测试#
本文档介绍如何编写单元测试、端到端(E2E)测试和夜间测试,以验证您所实现的功能。
搭建测试环境#
搭建测试环境最快捷的方法是使用主分支的容器镜像:
您可以按照以下步骤在 CPU 上运行单元测试:
cd ~/vllm-project/
# ls
# vllm vllm-ascend
# Use mirror to speed up download
# docker pull m.daocloud.io/quay.io/ascend/cann:9.0.0-910b-ubuntu22.04-py3.12
export IMAGE=quay.io/ascend/cann:9.0.0-910b-ubuntu22.04-py3.12
docker run --rm --name vllm-ascend-ut \
-v $(pwd):/vllm-project \
-v ~/.cache:/root/.cache \
-ti $IMAGE bash
# (Optional) Configure mirror to speed up download
sed -i 's|ports.ubuntu.com|mirrors.huaweicloud.com|g' /etc/apt/sources.list
pip config set global.index-url https://mirrors.huaweicloud.com/repository/pypi/simple/
# For torch-npu dev version or x86 machine
export PIP_EXTRA_INDEX_URL="https://download.pytorch.org/whl/cpu/ https://mirrors.huaweicloud.com/ascend/repos/pypi"
# src path
export SRC_WORKSPACE=/vllm-workspace
mkdir -p $SRC_WORKSPACE
cd $SRC_WORKSPACE
apt-get update -y
apt-get install -y python3-pip git vim wget net-tools gcc g++ cmake libnuma-dev curl gnupg2
git clone -b v0.20.2rc1 --depth 1 https://github.com/vllm-project/vllm-ascend.git
git clone --depth 1 https://github.com/vllm-project/vllm.git
# vllm
cd $SRC_WORKSPACE/vllm
VLLM_TARGET_DEVICE=empty python3 -m pip install .

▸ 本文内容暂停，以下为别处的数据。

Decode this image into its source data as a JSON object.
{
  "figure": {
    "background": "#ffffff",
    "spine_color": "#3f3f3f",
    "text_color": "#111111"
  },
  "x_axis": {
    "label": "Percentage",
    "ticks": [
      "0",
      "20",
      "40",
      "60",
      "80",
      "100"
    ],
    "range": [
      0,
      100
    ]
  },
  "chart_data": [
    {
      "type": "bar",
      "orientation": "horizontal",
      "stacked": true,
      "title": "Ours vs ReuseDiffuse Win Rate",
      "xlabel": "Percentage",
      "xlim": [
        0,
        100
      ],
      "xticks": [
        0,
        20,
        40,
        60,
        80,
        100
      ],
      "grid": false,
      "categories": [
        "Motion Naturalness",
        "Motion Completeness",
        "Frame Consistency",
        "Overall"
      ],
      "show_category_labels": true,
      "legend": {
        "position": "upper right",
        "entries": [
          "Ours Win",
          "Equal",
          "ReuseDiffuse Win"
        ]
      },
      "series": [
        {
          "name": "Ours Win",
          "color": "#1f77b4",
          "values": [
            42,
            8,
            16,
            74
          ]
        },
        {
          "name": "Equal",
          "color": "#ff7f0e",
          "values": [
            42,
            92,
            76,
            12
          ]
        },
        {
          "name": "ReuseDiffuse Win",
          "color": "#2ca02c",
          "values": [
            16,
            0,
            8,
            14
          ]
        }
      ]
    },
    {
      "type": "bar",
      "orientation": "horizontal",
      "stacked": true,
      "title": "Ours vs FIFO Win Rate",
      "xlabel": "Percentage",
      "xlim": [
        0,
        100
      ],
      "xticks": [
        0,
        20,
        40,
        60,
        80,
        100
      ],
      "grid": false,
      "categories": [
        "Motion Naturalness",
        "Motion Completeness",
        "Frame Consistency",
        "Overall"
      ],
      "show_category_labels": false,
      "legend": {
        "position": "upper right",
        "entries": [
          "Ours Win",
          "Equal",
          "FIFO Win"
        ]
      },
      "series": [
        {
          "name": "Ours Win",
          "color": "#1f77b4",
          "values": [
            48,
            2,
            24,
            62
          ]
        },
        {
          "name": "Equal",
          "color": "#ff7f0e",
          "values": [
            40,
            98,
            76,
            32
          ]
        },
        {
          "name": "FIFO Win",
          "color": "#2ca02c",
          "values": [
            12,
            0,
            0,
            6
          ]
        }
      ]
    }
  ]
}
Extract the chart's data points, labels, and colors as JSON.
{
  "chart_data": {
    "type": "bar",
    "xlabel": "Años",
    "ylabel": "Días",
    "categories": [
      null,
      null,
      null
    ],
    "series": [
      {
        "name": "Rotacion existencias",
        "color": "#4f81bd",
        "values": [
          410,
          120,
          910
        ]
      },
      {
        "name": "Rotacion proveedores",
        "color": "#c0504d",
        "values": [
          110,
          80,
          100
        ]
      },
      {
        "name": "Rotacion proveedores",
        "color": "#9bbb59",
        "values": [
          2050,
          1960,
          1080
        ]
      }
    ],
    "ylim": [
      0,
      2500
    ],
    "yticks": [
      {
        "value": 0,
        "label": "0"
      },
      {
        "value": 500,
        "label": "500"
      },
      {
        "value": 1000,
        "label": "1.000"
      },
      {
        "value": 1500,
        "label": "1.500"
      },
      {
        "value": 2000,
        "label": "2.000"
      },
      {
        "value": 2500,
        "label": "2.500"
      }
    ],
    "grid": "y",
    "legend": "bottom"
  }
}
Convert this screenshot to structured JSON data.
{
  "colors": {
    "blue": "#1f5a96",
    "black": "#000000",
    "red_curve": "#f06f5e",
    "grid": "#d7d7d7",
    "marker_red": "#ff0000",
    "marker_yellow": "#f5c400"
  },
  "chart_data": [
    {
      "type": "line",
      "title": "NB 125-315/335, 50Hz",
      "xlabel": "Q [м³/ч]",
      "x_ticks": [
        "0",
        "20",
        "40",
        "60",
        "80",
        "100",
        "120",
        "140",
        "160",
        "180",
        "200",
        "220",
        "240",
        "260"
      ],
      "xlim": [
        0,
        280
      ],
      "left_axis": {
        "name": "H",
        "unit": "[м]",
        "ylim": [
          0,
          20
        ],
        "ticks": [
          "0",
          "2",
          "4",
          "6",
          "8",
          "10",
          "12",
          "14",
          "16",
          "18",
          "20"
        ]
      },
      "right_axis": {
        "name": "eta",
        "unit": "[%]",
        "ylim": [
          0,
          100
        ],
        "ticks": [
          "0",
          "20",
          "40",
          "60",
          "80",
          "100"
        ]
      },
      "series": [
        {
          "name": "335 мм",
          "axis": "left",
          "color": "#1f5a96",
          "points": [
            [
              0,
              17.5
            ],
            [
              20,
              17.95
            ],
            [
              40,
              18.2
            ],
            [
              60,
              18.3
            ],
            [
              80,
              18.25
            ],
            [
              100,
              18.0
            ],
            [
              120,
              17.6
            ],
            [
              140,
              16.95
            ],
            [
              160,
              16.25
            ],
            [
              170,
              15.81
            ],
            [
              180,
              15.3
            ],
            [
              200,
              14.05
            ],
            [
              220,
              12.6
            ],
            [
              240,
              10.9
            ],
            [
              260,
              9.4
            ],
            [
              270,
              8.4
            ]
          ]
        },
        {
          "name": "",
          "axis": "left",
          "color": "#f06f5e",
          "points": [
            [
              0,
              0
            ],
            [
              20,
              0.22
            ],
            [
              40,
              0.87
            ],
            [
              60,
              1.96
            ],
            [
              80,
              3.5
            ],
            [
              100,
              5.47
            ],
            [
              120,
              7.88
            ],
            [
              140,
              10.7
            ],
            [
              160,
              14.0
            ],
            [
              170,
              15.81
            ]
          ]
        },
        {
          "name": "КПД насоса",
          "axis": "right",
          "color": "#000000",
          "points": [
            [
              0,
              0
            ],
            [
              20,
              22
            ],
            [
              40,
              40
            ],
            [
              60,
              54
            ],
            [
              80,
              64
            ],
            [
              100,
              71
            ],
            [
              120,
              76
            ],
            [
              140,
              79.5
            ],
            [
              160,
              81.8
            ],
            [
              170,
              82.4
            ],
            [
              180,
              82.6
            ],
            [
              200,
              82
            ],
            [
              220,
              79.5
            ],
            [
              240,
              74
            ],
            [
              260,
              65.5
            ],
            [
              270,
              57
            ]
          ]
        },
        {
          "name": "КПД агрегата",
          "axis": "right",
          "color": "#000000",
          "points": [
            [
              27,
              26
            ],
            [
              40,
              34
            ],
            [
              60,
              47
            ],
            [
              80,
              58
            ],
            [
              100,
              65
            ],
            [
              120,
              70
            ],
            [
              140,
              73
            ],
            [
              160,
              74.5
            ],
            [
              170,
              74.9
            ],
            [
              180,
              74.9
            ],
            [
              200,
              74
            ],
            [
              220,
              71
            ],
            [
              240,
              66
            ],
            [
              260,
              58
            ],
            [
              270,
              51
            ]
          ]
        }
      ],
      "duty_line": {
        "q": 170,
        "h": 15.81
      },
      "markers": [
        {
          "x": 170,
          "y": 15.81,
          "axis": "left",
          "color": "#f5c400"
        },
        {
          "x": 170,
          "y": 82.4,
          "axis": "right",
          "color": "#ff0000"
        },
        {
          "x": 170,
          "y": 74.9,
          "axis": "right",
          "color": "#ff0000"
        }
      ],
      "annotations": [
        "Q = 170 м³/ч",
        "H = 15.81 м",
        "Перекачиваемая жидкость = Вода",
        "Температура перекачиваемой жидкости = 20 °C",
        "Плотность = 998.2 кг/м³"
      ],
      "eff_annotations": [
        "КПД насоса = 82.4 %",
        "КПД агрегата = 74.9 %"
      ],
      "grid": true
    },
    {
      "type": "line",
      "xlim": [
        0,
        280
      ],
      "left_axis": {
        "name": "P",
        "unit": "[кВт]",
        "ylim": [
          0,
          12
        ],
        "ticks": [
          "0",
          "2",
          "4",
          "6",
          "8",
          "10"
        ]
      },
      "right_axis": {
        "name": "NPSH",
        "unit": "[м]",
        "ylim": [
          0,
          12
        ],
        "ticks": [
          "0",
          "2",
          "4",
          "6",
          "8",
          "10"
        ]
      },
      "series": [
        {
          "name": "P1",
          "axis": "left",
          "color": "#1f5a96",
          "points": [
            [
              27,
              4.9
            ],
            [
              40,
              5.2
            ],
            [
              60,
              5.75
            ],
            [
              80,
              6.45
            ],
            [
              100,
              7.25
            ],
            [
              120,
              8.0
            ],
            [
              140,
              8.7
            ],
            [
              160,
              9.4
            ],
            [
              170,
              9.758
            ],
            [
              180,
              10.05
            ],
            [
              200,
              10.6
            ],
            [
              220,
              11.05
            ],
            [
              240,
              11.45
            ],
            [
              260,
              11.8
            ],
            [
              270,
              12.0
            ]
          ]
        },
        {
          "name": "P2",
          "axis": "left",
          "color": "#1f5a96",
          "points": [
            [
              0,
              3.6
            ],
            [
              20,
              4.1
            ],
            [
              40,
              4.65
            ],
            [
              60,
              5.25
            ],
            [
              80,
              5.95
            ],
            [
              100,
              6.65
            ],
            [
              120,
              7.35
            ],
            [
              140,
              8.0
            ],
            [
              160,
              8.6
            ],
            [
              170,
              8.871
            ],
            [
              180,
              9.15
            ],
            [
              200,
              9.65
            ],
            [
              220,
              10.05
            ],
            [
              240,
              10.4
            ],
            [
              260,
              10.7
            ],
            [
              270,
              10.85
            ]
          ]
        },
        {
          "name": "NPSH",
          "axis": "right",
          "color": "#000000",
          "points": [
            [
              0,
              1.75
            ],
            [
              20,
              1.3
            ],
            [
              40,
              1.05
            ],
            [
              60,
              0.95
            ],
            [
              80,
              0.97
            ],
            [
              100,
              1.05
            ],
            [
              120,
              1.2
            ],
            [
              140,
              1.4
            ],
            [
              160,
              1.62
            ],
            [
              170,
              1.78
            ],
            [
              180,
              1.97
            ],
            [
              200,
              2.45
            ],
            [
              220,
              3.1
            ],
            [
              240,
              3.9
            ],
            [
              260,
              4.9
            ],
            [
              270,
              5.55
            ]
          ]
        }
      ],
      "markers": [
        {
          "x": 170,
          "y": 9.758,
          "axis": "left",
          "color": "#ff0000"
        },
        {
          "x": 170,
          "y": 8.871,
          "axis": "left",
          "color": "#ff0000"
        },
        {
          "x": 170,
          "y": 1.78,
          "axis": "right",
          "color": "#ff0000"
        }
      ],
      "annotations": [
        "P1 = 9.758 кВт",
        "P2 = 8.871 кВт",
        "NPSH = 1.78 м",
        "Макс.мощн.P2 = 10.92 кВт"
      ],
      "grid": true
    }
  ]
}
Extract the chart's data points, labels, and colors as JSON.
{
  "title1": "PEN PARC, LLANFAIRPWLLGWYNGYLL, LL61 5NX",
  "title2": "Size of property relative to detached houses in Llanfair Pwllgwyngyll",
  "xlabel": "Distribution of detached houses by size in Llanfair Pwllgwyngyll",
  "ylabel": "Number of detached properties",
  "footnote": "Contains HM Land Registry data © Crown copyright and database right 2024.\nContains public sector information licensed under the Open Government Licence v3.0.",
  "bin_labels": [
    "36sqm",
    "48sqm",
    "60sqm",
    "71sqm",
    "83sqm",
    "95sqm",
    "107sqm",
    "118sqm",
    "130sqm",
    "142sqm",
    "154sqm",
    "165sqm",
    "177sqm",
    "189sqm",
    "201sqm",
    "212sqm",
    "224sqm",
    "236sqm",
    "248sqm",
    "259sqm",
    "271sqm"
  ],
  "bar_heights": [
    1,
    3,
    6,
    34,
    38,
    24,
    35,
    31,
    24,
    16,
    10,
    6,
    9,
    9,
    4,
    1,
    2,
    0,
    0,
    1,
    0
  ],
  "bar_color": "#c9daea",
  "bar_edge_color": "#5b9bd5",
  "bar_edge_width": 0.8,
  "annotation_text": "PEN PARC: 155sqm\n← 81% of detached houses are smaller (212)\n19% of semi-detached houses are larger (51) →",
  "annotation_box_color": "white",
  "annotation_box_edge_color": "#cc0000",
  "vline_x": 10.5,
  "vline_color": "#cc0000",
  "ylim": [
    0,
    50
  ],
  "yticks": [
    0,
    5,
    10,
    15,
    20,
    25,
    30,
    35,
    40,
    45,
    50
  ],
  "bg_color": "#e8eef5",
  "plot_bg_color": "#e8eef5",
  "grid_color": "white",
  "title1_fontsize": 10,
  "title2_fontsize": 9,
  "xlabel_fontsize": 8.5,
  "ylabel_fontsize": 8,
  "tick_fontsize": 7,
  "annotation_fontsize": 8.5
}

python3 -m pip uninstall -y triton
# vllm-ascend
cd $SRC_WORKSPACE/vllm-ascend
export LD_LIBRARY_PATH=$LD_LIBRARY_PATH:/usr/local/Ascend/ascend-toolkit/latest/$(uname -m)-linux/devlib
# For cpu environment, set SOC_VERSION for different chips.
# See https://github.com/vllm-project/vllm-ascend/blob/3cb0af0bcf3299089ca7e72159fa36e825a470f8/setup.py#L132 for detail.
export SOC_VERSION="ascend910b1"
python3 -m pip install .
python3 -m pip install -r requirements-dev.txt
# Update DEVICE according to your device (/dev/davinci[0-7])
export DEVICE=/dev/davinci0
# Update the vllm-ascend image
export IMAGE=quay.io/ascend/vllm-ascend:main
docker run --rm \
--name vllm-ascend \
--shm-size=1g \
--device $DEVICE \
--device /dev/davinci_manager \
--device /dev/devmm_svm \
--device /dev/hisi_hdc \
-v /usr/local/dcmi:/usr/local/dcmi \
-v /usr/local/bin/npu-smi:/usr/local/bin/npu-smi \
-v /usr/local/Ascend/driver/lib64/:/usr/local/Ascend/driver/lib64/ \
-v /usr/local/Ascend/driver/version.info:/usr/local/Ascend/driver/version.info \
-v /etc/ascend_install.info:/etc/ascend_install.info \
-v /root/.cache:/root/.cache \
-p 8000:8000 \
-it $IMAGE bash
启动容器后,您需要安装必要的依赖包:
# Prepare
pip config set global.index-url https://mirrors.tuna.tsinghua.edu.cn/pypi/web/simple
# Switch to the /vllm-workspace/vllm-ascend directory
cd /vllm-workspace/vllm-ascend/
# Install required packages
pip install -r requirements-dev.txt
# Update the vllm-ascend image
export IMAGE=quay.io/ascend/vllm-ascend:main
docker run --rm \
--name vllm-ascend \
--shm-size=1g \
--device /dev/davinci0 \
--device /dev/davinci1 \
--device /dev/davinci2 \
--device /dev/davinci3 \
--device /dev/davinci_manager \
--device /dev/devmm_svm \
--device /dev/hisi_hdc \
-v /usr/local/dcmi:/usr/local/dcmi \
-v /usr/local/bin/npu-smi:/usr/local/bin/npu-smi \
-v /usr/local/Ascend/driver/lib64/:/usr/local/Ascend/driver/lib64/ \
-v /usr/local/Ascend/driver/version.info:/usr/local/Ascend/driver/version.info \
-v /etc/ascend_install.info:/etc/ascend_install.info \
-v /root/.cache:/root/.cache \
-p 8000:8000 \
-it $IMAGE bash
启动容器后,您需要安装必要的依赖包:
cd /vllm-workspace/vllm-ascend/
# Prepare
pip config set global.index-url https://mirrors.tuna.tsinghua.edu.cn/pypi/web/simple
# Install required packages
pip install -r requirements-dev.txt
运行测试#
单元测试#
编写单元测试时需遵循以下原则:
测试文件路径应与源代码文件路径保持一致,并以
test_为前缀,例如:vllm_ascend/worker/worker.py→tests/ut/worker/test_worker.pyvLLM Ascend 测试使用 unittest 框架。请参阅 Python unittest 文档 了解如何编写单元测试。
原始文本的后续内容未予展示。